India’s Banned Banknotes – Worth a Fortune?
India’s 500 rupee (USD 7.35) and 1,000 rupee (USD 14.70) bills are the largest banknotes in India.
Americans and Europeans might be amazed that there are no larger banknotes, but Asians probably think it’s just normal. After all, it’s the same in many Asian countries.
Asians might be surprised, though, if one day the largest banknotes could no longer be accepted. That’s what happened suddenly in India in November 2016. Indians were taken by surprise when they were told that these notes would no longer be legal. Instead, they will need to change the old notes for new 500 rupee and 2,000 rupee notes.
“This step will strengthen the hands of the common man in the fight against corruption, black money and fake currency,” said India’s Prime Minister Narendra Modi.

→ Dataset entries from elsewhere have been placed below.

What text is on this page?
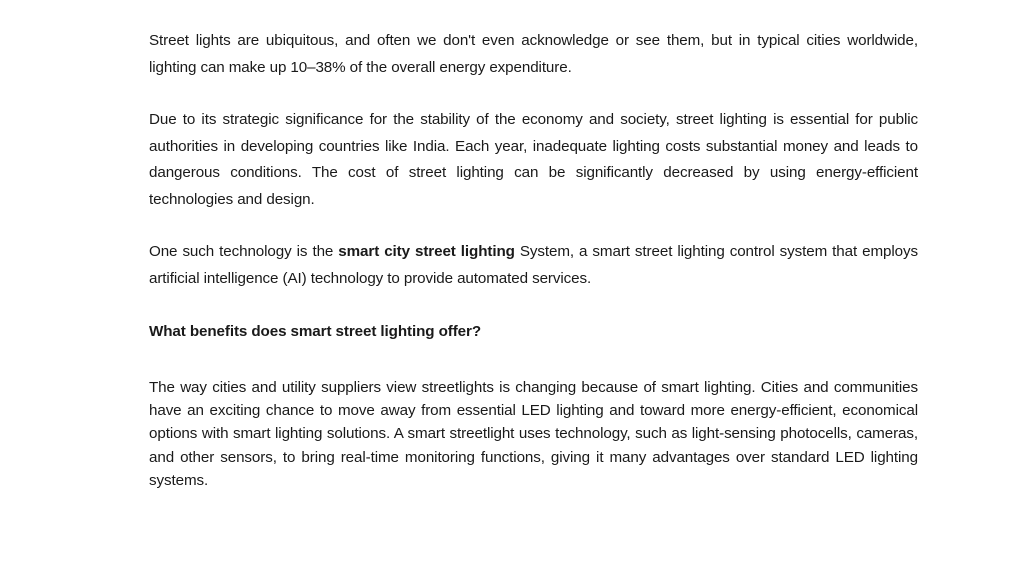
Street lights are ubiquitous, and often we don't even acknowledge or see them, but in typical cities worldwide, lighting can make up 10–38% of the overall energy expenditure.

Due to its strategic significance for the stability of the economy and society, street lighting is essential for public authorities in developing countries like India. Each year, inadequate lighting costs substantial money and leads to dangerous conditions. The cost of street lighting can be significantly decreased by using energy-efficient technologies and design.

One such technology is the smart city street lighting System, a smart street lighting control system that employs artificial intelligence (AI) technology to provide automated services.

What benefits does smart street lighting offer?

The way cities and utility suppliers view streetlights is changing because of smart lighting. Cities and communities have an exciting chance to move away from essential LED lighting and toward more energy-efficient, economical options with smart lighting solutions. A smart streetlight uses technology, such as light-sensing photocells, cameras, and other sensors, to bring real-time monitoring functions, giving it many advantages over standard LED lighting systems.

More than 90% of money transactions in India take place in cash. This practice makes it very difficult for the government to get taxes paid on transactions that should be taxed.
In this demonetization, criminals who have accumulated large amounts of cash will need to change it over to new banknotes. How will they explain where all their money came from? The government will be happy to hear their stories.

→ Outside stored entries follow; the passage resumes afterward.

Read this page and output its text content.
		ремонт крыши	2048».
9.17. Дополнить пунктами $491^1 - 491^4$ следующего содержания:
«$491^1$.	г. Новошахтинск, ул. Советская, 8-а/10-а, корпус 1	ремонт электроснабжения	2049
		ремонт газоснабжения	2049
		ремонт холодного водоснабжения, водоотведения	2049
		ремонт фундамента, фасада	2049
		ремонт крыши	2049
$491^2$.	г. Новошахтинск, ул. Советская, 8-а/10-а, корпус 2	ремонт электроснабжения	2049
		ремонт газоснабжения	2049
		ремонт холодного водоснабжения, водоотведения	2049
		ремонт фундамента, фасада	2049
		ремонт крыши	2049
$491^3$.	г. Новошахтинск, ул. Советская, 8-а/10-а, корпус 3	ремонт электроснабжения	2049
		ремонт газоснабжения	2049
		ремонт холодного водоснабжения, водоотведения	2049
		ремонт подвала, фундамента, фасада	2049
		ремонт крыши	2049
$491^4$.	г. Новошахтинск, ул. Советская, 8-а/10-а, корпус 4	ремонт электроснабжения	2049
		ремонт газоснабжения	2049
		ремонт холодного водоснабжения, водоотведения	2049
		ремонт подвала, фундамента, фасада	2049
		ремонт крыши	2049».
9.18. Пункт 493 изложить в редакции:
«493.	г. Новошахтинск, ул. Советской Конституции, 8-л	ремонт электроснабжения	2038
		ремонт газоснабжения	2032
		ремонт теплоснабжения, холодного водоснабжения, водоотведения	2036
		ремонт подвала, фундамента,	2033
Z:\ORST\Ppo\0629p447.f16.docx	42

But Ramkumar, an Indian numismatist who lives in Dubai, has encouraged Indians to check the serial numbers on their banknotes before turning them in. He advises, “Check the serial numbers of the currency notes. Special serial numbers, fancy and royal notes could fetch several times its face value in future.”
Ramkumar claims that there is a worldwide demand for fancy notes. He himself has a collection of banknotes with the royal number 000001 from ten countries.
So who knows? Your rupee banknotes might be worth more than face value. Are you willing to hold on to them and take the risk?